An empty seat. I walked towards it, only to have a senior from my school hold me off. "There's someone there.". I was confused, but I did not question him, all of this was still new to me, a change in enviroment sometimes does that to people. Funny how an empty seat can nag at you for 45 minutes. When a girl suddenly materialized in the seat, everything was demystified. She was sleeping in a weird, uncomfortable position; at least that's how it looked to me, that enabled her to vanish from immediate view. She had a very small frame, smaller than I was then. She had a simple, clean quality about her, a very neat ponytail with a generic white hair clip holding up her bangs. She had a small, rounded face, her eyes were clear and bright, she had very balanced features. She wore the prefect's uniform for a nearby school, a white shirt and a dark, navy blue skirt. Not much was exceptional nor special about her. There was just an air of simplicity about her that attracted me, might I say, very much.

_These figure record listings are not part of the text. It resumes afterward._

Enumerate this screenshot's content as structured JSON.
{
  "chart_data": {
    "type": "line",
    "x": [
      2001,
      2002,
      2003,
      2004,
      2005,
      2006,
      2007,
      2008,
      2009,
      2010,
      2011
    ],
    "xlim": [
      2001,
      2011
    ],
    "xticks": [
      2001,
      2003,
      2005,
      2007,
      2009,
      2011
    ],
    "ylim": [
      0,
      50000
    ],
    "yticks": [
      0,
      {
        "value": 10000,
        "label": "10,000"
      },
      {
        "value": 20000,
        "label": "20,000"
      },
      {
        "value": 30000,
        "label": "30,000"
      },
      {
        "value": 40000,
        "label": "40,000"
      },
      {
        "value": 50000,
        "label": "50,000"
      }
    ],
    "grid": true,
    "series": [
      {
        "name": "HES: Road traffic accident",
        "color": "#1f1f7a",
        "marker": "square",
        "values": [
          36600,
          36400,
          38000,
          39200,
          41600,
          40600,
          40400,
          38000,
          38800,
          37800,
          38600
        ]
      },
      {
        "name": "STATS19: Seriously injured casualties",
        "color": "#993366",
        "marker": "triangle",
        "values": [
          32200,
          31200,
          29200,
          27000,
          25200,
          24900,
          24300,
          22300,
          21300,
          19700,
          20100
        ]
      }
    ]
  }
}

"Who's that?" I asked timidly, I was only thirteen, a very small age. My interest was piqued by the smart and clean look of this girl. My senior was much more than helpful, he introduced me to his friend, this particular girl. The conversation was simple, basic, nothing specific, but through the conversation I had the feeling that the girl was every bit as shy as I was, only the incessant chatterings of my senior broke the ice. Being the inquirer I was, I really failed myself, I returned home that day with only slight information about her, not even her name was in my grasp.
For that particular year, a whole year. It was the same. Work from school did not allow me much time to think about myself. I wasn't exactly a young man looking to score a lady either, there was no reason to socialize, so I didn't. Now I regret every second I had with her that I had kept quiet, every second that I looked away from her face, every second out of her presence. Out of the few conversations I actually initiated with her, I only found out a partial of her name.

PS: Will have more... but... take note that our meeting was neither spectacular nor special -it was to me, enough to be made into a story- to be blessed by the longevity of words, may she be blessed with the beauty for an eternity from my compositions. Wishfully thinking, I hope I can meet her again, perhaps a conversation, perhaps just a glimpse, just a glance... Perhaps, there might be something more; perhaps, there isn't.

Shinnen Omedetou.

To myself and to the world. I am officially 17 years old as of 4th of January 2007.

Year 2006 is now officially over. Thank god, that particular year was a damned sleeper hold with a vengeance. I didn't even realize what I did for the past 8 months, much less having the slightest clue on where I'm headed towards in a few years time. Mayhaps I'll actually be able to secure a Social Psy Course in a local varsity or something, it's prolly close to impossible, but possible, none-the-less.

I'm finally going to have my SPM examinations soon, 11 months to be exact. It only means I'm going to update this blog even more scarcely due to the amount of work I have to do. Have to do, not -will- do. :P

Anyways, that's it for today's filler post. Just for kicks.